Sayup-sayup terdengar suara dari kejauhan yang memanggil-manggil nama Annabelle, dan ternyata suara itu berasal dari seorang wanita muda yang baru saja keluar dari sebuah kamar.

“Ah, maaf.. aku harus kembali sekarang.. aku hanya bilang ingin mencari udara segar sebentar saja kepadanya.. sampai jumpa..”

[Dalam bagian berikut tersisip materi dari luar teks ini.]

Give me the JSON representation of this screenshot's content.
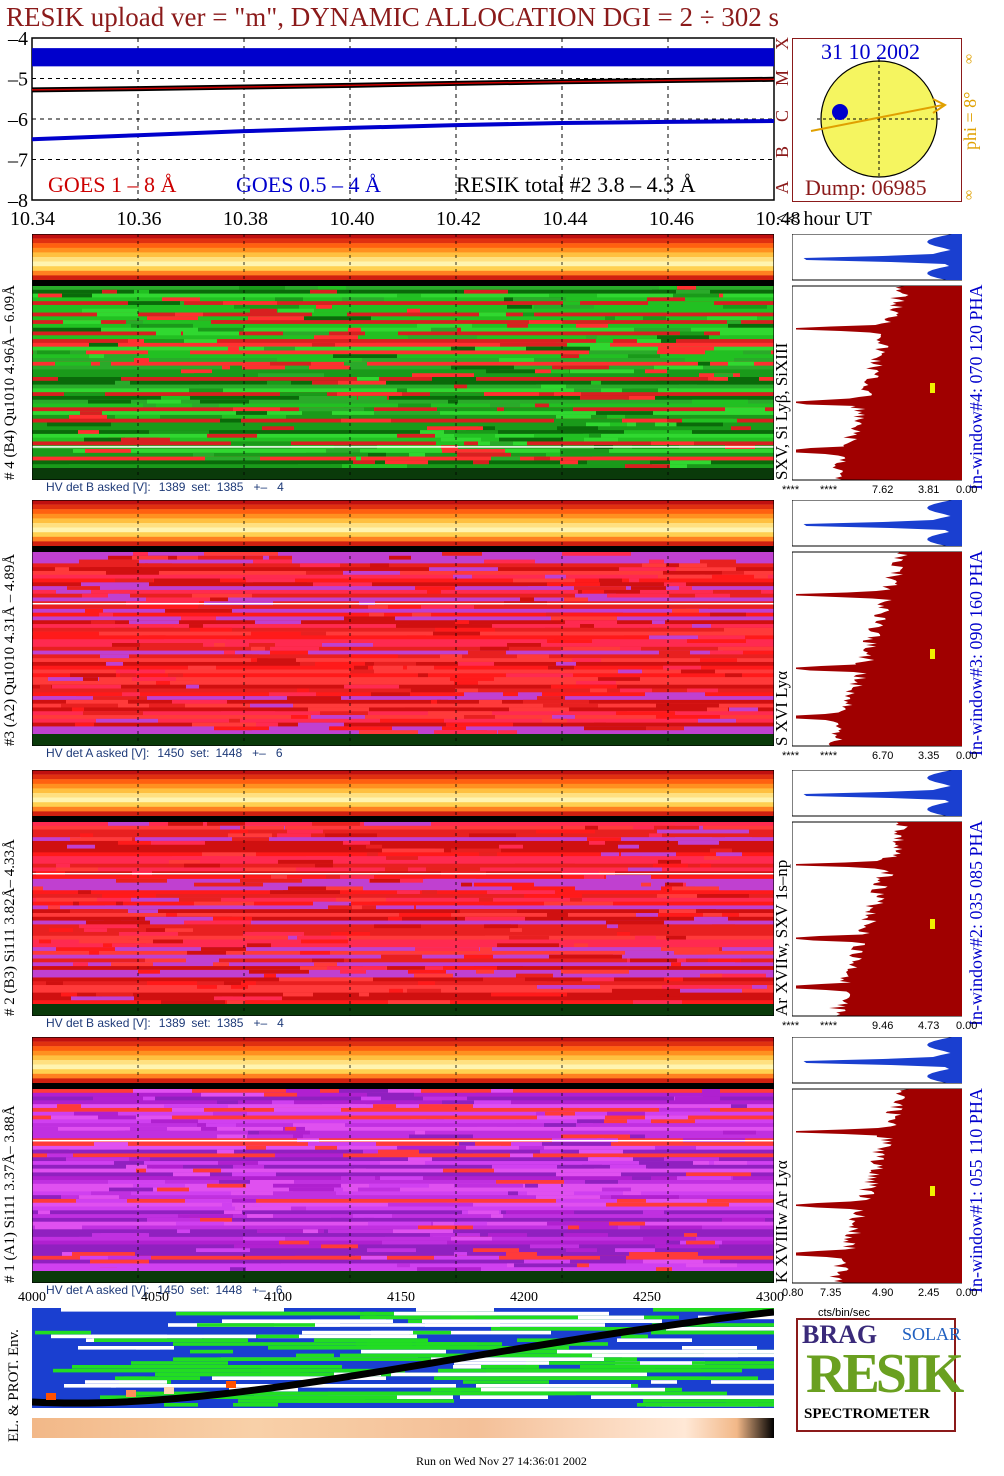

Annabelle berdiri dari duduknya, ia berjalan kembali menuju kamarnya, tetapi di tengah jalan ia menengok kepada Bell dan berkata

“Hei, senang mengenalmu, nanti kita ngobrol lagi ya?”
Kemudian ia melambaikan tangannya.

            Bell hanya bisa tersenyum dan membalas melambaikan tangannya, Ia hendak melanjutkan menulis novelnya, namun sinar matahari sudah terlalu panas menyengat punggungnya. Ia menutup buku tulisnya dan memasukkan penanya ke kantung bajunya, bangkit dari duduknya, kemudian berjalan kembali menuju kamarnya. Saat hendak membuka kamarnya, ia melihat kamar 407 yang berjarak 2 kamar di sisi yang berhadapan dengan kamarnya. Sambil menggelengkan kepalanya ia berkata dalam hatinya “Gadis itu.. benar-benar aneh..” kemudian masuk dan menutup pintu kamarnya.